Western media reporting of destruction of religious artifacts emphasizes the Islamic State's need for money to finance its operations. Thousands of stolen statues and other relics have been sold on the international collectors' black market. But others have been destroyed, pulverized with sledge hammers. The Islamic State's smashing of idols, in their view, follows the example set by Mohammed at the Ka'aba. Destruction of icons and Shiite mosques dedicated to religious saints (such as the mosque dedicated to Prophet Yunus, the Christian Jonah) is considered a sacred duty that has nothing to do with a nihilistic passion to destroy World Heritage sites. ISIS believes Islam's purification is advanced by smashing the holy sites of others - not only Shiites, but Christians, Druze, Yazidis, and more. 
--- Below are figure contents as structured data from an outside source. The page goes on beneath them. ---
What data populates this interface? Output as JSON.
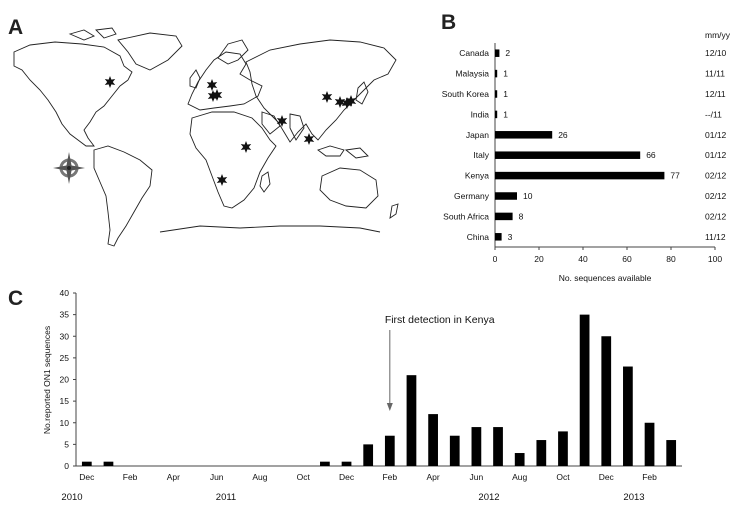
{
  "panels": {
    "a": "A",
    "b": "B",
    "c": "C"
  },
  "map": {
    "marker_color": "#111111",
    "compass_icon": "compass-rose-icon"
  },
  "chart_data": [
    {
      "type": "bar",
      "orientation": "horizontal",
      "categories": [
        "Canada",
        "Malaysia",
        "South Korea",
        "India",
        "Japan",
        "Italy",
        "Kenya",
        "Germany",
        "South Africa",
        "China"
      ],
      "values": [
        2,
        1,
        1,
        1,
        26,
        66,
        77,
        10,
        8,
        3
      ],
      "dates": [
        "12/10",
        "11/11",
        "12/11",
        "--/11",
        "01/12",
        "01/12",
        "02/12",
        "02/12",
        "02/12",
        "11/12"
      ],
      "date_header": "mm/yy",
      "xlabel": "No. sequences available",
      "xlim": [
        0,
        100
      ],
      "xticks": [
        0,
        20,
        40,
        60,
        80,
        100
      ],
      "bar_color": "#000000",
      "grid": false
    },
    {
      "type": "bar",
      "ylabel": "No.reported ON1 sequences",
      "ylim": [
        0,
        40
      ],
      "yticks": [
        0,
        5,
        10,
        15,
        20,
        25,
        30,
        35,
        40
      ],
      "x": [
        "2010-12",
        "2011-01",
        "2011-02",
        "2011-03",
        "2011-04",
        "2011-05",
        "2011-06",
        "2011-07",
        "2011-08",
        "2011-09",
        "2011-10",
        "2011-11",
        "2011-12",
        "2012-01",
        "2012-02",
        "2012-03",
        "2012-04",
        "2012-05",
        "2012-06",
        "2012-07",
        "2012-08",
        "2012-09",
        "2012-10",
        "2012-11",
        "2012-12",
        "2013-01",
        "2013-02",
        "2013-03"
      ],
      "values": [
        1,
        1,
        0,
        0,
        0,
        0,
        0,
        0,
        0,
        0,
        0,
        1,
        1,
        5,
        7,
        21,
        12,
        7,
        9,
        9,
        3,
        6,
        8,
        35,
        30,
        23,
        10,
        6
      ],
      "month_ticks": [
        "Dec",
        "Feb",
        "Apr",
        "Jun",
        "Aug",
        "Oct",
        "Dec",
        "Feb",
        "Apr",
        "Jun",
        "Aug",
        "Oct",
        "Dec",
        "Feb"
      ],
      "years": [
        "2010",
        "2011",
        "2012",
        "2013"
      ],
      "annotation": {
        "text": "First detection in Kenya",
        "month": "2012-02"
      },
      "bar_color": "#000000",
      "grid": false
    }
  ]
}
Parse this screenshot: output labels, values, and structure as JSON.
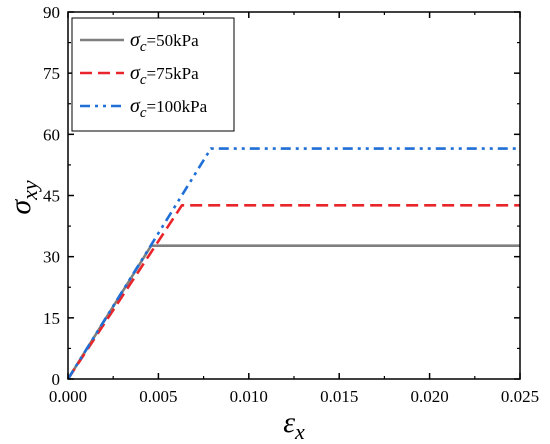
{
  "chart_data": {
    "type": "line",
    "x_axis": {
      "label_symbol": "ε",
      "label_subscript": "x",
      "lim": [
        0,
        0.025
      ],
      "ticks": [
        "0.000",
        "0.005",
        "0.010",
        "0.015",
        "0.020",
        "0.025"
      ]
    },
    "y_axis": {
      "label_symbol": "σ",
      "label_subscript": "xy",
      "lim": [
        0,
        90
      ],
      "ticks": [
        "0",
        "15",
        "30",
        "45",
        "60",
        "75",
        "90"
      ]
    },
    "grid": false,
    "legend_placement": "top-left",
    "series": [
      {
        "symbol": "σ",
        "subscript": "c",
        "value_label": "=50kPa",
        "color": "#7f7f7f",
        "line_style": "solid",
        "x": [
          0,
          0.0046,
          0.025
        ],
        "y": [
          0,
          32.7,
          32.7
        ]
      },
      {
        "symbol": "σ",
        "subscript": "c",
        "value_label": "=75kPa",
        "color": "#e8252a",
        "line_style": "dashed",
        "x": [
          0,
          0.0063,
          0.025
        ],
        "y": [
          0,
          42.6,
          42.6
        ]
      },
      {
        "symbol": "σ",
        "subscript": "c",
        "value_label": "=100kPa",
        "color": "#1f6fd6",
        "line_style": "dash-dot-dot",
        "x": [
          0,
          0.0079,
          0.025
        ],
        "y": [
          0,
          56.5,
          56.5
        ]
      }
    ]
  }
}
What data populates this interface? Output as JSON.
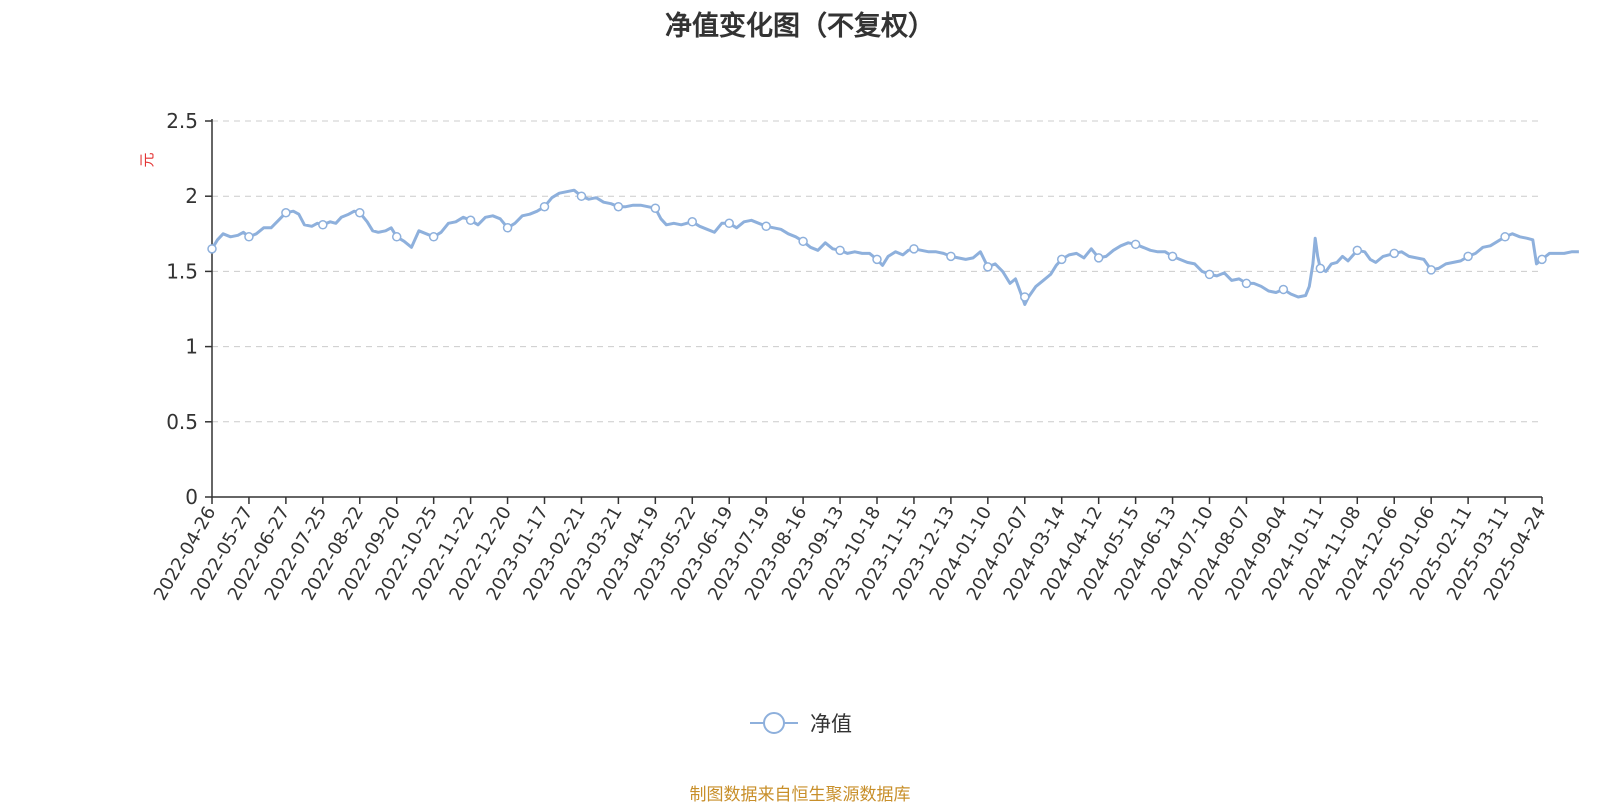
{
  "chart_data": {
    "type": "line",
    "title": "净值变化图（不复权）",
    "ylabel": "元",
    "ylim": [
      0,
      2.5
    ],
    "yticks": [
      "0",
      "0.5",
      "1",
      "1.5",
      "2",
      "2.5"
    ],
    "ytick_values": [
      0,
      0.5,
      1,
      1.5,
      2,
      2.5
    ],
    "grid": true,
    "legend_position": "bottom-center",
    "x": [
      "2022-04-26",
      "2022-05-27",
      "2022-06-27",
      "2022-07-25",
      "2022-08-22",
      "2022-09-20",
      "2022-10-25",
      "2022-11-22",
      "2022-12-20",
      "2023-01-17",
      "2023-02-21",
      "2023-03-21",
      "2023-04-19",
      "2023-05-22",
      "2023-06-19",
      "2023-07-19",
      "2023-08-16",
      "2023-09-13",
      "2023-10-18",
      "2023-11-15",
      "2023-12-13",
      "2024-01-10",
      "2024-02-07",
      "2024-03-14",
      "2024-04-12",
      "2024-05-15",
      "2024-06-13",
      "2024-07-10",
      "2024-08-07",
      "2024-09-04",
      "2024-10-11",
      "2024-11-08",
      "2024-12-06",
      "2025-01-06",
      "2025-02-11",
      "2025-03-11",
      "2025-04-24"
    ],
    "series": [
      {
        "name": "净值",
        "color": "#8eb0dc",
        "values": [
          1.65,
          1.73,
          1.89,
          1.81,
          1.89,
          1.73,
          1.73,
          1.84,
          1.79,
          1.93,
          2.0,
          1.93,
          1.92,
          1.83,
          1.82,
          1.8,
          1.7,
          1.64,
          1.58,
          1.65,
          1.6,
          1.53,
          1.33,
          1.58,
          1.59,
          1.68,
          1.6,
          1.48,
          1.42,
          1.38,
          1.52,
          1.64,
          1.62,
          1.51,
          1.6,
          1.73,
          1.58
        ],
        "detail": [
          [
            0,
            1.65
          ],
          [
            0.15,
            1.71
          ],
          [
            0.3,
            1.75
          ],
          [
            0.5,
            1.73
          ],
          [
            0.7,
            1.74
          ],
          [
            0.85,
            1.76
          ],
          [
            1,
            1.73
          ],
          [
            1.2,
            1.75
          ],
          [
            1.4,
            1.79
          ],
          [
            1.6,
            1.79
          ],
          [
            1.8,
            1.84
          ],
          [
            2,
            1.89
          ],
          [
            2.2,
            1.9
          ],
          [
            2.35,
            1.88
          ],
          [
            2.5,
            1.81
          ],
          [
            2.7,
            1.8
          ],
          [
            2.85,
            1.82
          ],
          [
            3,
            1.81
          ],
          [
            3.2,
            1.83
          ],
          [
            3.35,
            1.82
          ],
          [
            3.5,
            1.86
          ],
          [
            3.7,
            1.88
          ],
          [
            3.85,
            1.9
          ],
          [
            4,
            1.89
          ],
          [
            4.2,
            1.83
          ],
          [
            4.35,
            1.77
          ],
          [
            4.5,
            1.76
          ],
          [
            4.7,
            1.77
          ],
          [
            4.85,
            1.79
          ],
          [
            5,
            1.73
          ],
          [
            5.2,
            1.7
          ],
          [
            5.4,
            1.66
          ],
          [
            5.6,
            1.77
          ],
          [
            5.8,
            1.75
          ],
          [
            6,
            1.73
          ],
          [
            6.2,
            1.76
          ],
          [
            6.4,
            1.82
          ],
          [
            6.6,
            1.83
          ],
          [
            6.8,
            1.86
          ],
          [
            7,
            1.84
          ],
          [
            7.2,
            1.81
          ],
          [
            7.4,
            1.86
          ],
          [
            7.6,
            1.87
          ],
          [
            7.8,
            1.85
          ],
          [
            8,
            1.79
          ],
          [
            8.2,
            1.82
          ],
          [
            8.4,
            1.87
          ],
          [
            8.6,
            1.88
          ],
          [
            8.8,
            1.9
          ],
          [
            9,
            1.93
          ],
          [
            9.2,
            1.99
          ],
          [
            9.4,
            2.02
          ],
          [
            9.6,
            2.03
          ],
          [
            9.8,
            2.04
          ],
          [
            10,
            2.0
          ],
          [
            10.2,
            1.98
          ],
          [
            10.4,
            1.99
          ],
          [
            10.6,
            1.96
          ],
          [
            10.8,
            1.95
          ],
          [
            11,
            1.93
          ],
          [
            11.2,
            1.93
          ],
          [
            11.4,
            1.94
          ],
          [
            11.6,
            1.94
          ],
          [
            11.8,
            1.93
          ],
          [
            12,
            1.92
          ],
          [
            12.15,
            1.85
          ],
          [
            12.3,
            1.81
          ],
          [
            12.5,
            1.82
          ],
          [
            12.7,
            1.81
          ],
          [
            12.85,
            1.82
          ],
          [
            13,
            1.83
          ],
          [
            13.2,
            1.8
          ],
          [
            13.4,
            1.78
          ],
          [
            13.6,
            1.76
          ],
          [
            13.8,
            1.82
          ],
          [
            14,
            1.82
          ],
          [
            14.2,
            1.79
          ],
          [
            14.4,
            1.83
          ],
          [
            14.6,
            1.84
          ],
          [
            14.8,
            1.82
          ],
          [
            15,
            1.8
          ],
          [
            15.2,
            1.79
          ],
          [
            15.4,
            1.78
          ],
          [
            15.6,
            1.75
          ],
          [
            15.8,
            1.73
          ],
          [
            16,
            1.7
          ],
          [
            16.2,
            1.66
          ],
          [
            16.4,
            1.64
          ],
          [
            16.6,
            1.69
          ],
          [
            16.8,
            1.65
          ],
          [
            17,
            1.64
          ],
          [
            17.2,
            1.62
          ],
          [
            17.4,
            1.63
          ],
          [
            17.6,
            1.62
          ],
          [
            17.8,
            1.62
          ],
          [
            18,
            1.58
          ],
          [
            18.15,
            1.54
          ],
          [
            18.3,
            1.6
          ],
          [
            18.5,
            1.63
          ],
          [
            18.7,
            1.61
          ],
          [
            18.85,
            1.64
          ],
          [
            19,
            1.65
          ],
          [
            19.2,
            1.64
          ],
          [
            19.4,
            1.63
          ],
          [
            19.6,
            1.63
          ],
          [
            19.8,
            1.62
          ],
          [
            20,
            1.6
          ],
          [
            20.2,
            1.59
          ],
          [
            20.4,
            1.58
          ],
          [
            20.6,
            1.59
          ],
          [
            20.8,
            1.63
          ],
          [
            21,
            1.53
          ],
          [
            21.2,
            1.55
          ],
          [
            21.4,
            1.5
          ],
          [
            21.6,
            1.42
          ],
          [
            21.75,
            1.45
          ],
          [
            21.9,
            1.35
          ],
          [
            22,
            1.28
          ],
          [
            22.1,
            1.33
          ],
          [
            22.3,
            1.4
          ],
          [
            22.5,
            1.44
          ],
          [
            22.7,
            1.48
          ],
          [
            22.85,
            1.54
          ],
          [
            23,
            1.58
          ],
          [
            23.2,
            1.61
          ],
          [
            23.4,
            1.62
          ],
          [
            23.6,
            1.59
          ],
          [
            23.8,
            1.65
          ],
          [
            24,
            1.59
          ],
          [
            24.2,
            1.6
          ],
          [
            24.4,
            1.64
          ],
          [
            24.6,
            1.67
          ],
          [
            24.8,
            1.69
          ],
          [
            25,
            1.68
          ],
          [
            25.2,
            1.66
          ],
          [
            25.4,
            1.64
          ],
          [
            25.6,
            1.63
          ],
          [
            25.8,
            1.63
          ],
          [
            26,
            1.6
          ],
          [
            26.2,
            1.58
          ],
          [
            26.4,
            1.56
          ],
          [
            26.6,
            1.55
          ],
          [
            26.8,
            1.5
          ],
          [
            27,
            1.48
          ],
          [
            27.2,
            1.47
          ],
          [
            27.4,
            1.49
          ],
          [
            27.6,
            1.44
          ],
          [
            27.8,
            1.45
          ],
          [
            28,
            1.42
          ],
          [
            28.2,
            1.42
          ],
          [
            28.4,
            1.4
          ],
          [
            28.6,
            1.37
          ],
          [
            28.8,
            1.36
          ],
          [
            29,
            1.38
          ],
          [
            29.2,
            1.35
          ],
          [
            29.4,
            1.33
          ],
          [
            29.6,
            1.34
          ],
          [
            29.7,
            1.4
          ],
          [
            29.8,
            1.55
          ],
          [
            29.86,
            1.72
          ],
          [
            29.93,
            1.6
          ],
          [
            30,
            1.52
          ],
          [
            30.15,
            1.5
          ],
          [
            30.3,
            1.55
          ],
          [
            30.45,
            1.56
          ],
          [
            30.6,
            1.6
          ],
          [
            30.75,
            1.57
          ],
          [
            31,
            1.64
          ],
          [
            31.2,
            1.63
          ],
          [
            31.35,
            1.58
          ],
          [
            31.5,
            1.56
          ],
          [
            31.7,
            1.6
          ],
          [
            31.85,
            1.61
          ],
          [
            32,
            1.62
          ],
          [
            32.2,
            1.63
          ],
          [
            32.4,
            1.6
          ],
          [
            32.6,
            1.59
          ],
          [
            32.8,
            1.58
          ],
          [
            33,
            1.51
          ],
          [
            33.2,
            1.52
          ],
          [
            33.4,
            1.55
          ],
          [
            33.6,
            1.56
          ],
          [
            33.8,
            1.57
          ],
          [
            34,
            1.6
          ],
          [
            34.2,
            1.62
          ],
          [
            34.4,
            1.66
          ],
          [
            34.6,
            1.67
          ],
          [
            34.8,
            1.7
          ],
          [
            35,
            1.73
          ],
          [
            35.2,
            1.75
          ],
          [
            35.4,
            1.73
          ],
          [
            35.6,
            1.72
          ],
          [
            35.75,
            1.71
          ],
          [
            35.85,
            1.55
          ],
          [
            36,
            1.58
          ],
          [
            36.2,
            1.62
          ],
          [
            36.4,
            1.62
          ],
          [
            36.6,
            1.62
          ],
          [
            36.8,
            1.63
          ],
          [
            37,
            1.63
          ]
        ]
      }
    ]
  },
  "legend": {
    "label": "净值"
  },
  "source": "制图数据来自恒生聚源数据库"
}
ISIS does hold a different attitude toward historical sites. When it seized the ancient city of Palmyra last May, it was feared the militants would destroy the ruins of the ancient city, as well as its religious artifacts. However, as reported in the New Yorker, an ISIS commander told a Syrian radio station that, "Concerning the historical city, we will preserve it. What we will do is pulverize the statues the miscreants used to pray to." But destroying shrines is not an invention of ISIS, or even of Islam. God instructed the Israelites entering the Promised Land to "destroy all graven images and the high places" of the Canaanite indigenous population. The Protestant Reformation railed against the lavish adornment of Catholic cathedrals and churches. In politics it was the same: the French Revolutionary Jacobins stripped the power of the Catholic Church and seized its property. They finished the job with a symbolic war -cutting the heads off the saints adorning cathedral entrances, some of which can still be seen. 
Nothing new here

Today's proposal to dismantle Mohammed's tomb is not the first. It has been considered several times throughout history. In the early 1800s, for example, a Saudi army conquered Medina and discussed dismantling the tomb, a plan that was greeted by outrage throughout the mainstream Muslim world. The tomb of Mohammed's first wife, Khadijah, actually was demolished, along with those of direct relations of Mohammed. In this regard, as in others, ISIS fits well within Islam's history of internal conflict - even as the immense majority of Muslims are indifferent or outraged.

The irony in this competitive fundamentalism is that the Saudis and the Islamic State are reading from the same book: that of Wahhabism, an 18th century Muslim thinker's ideology whose goal was to purify Islam by returning to the supposed golden age of the early decades after Mohammed's death. The Islamic State's leadership considers even the Wahhabist Saudis to be insufficiently purist, an accusation the Saudis must take seriously. From the staging of political history, it's an old story: extremists outflanked by even more extremist groups. This is what ISIS did to al-Qaeda, and what it ultimately intends to do to the Saudis. As for the fate of Islamic State: revolutions ultimately devour their children.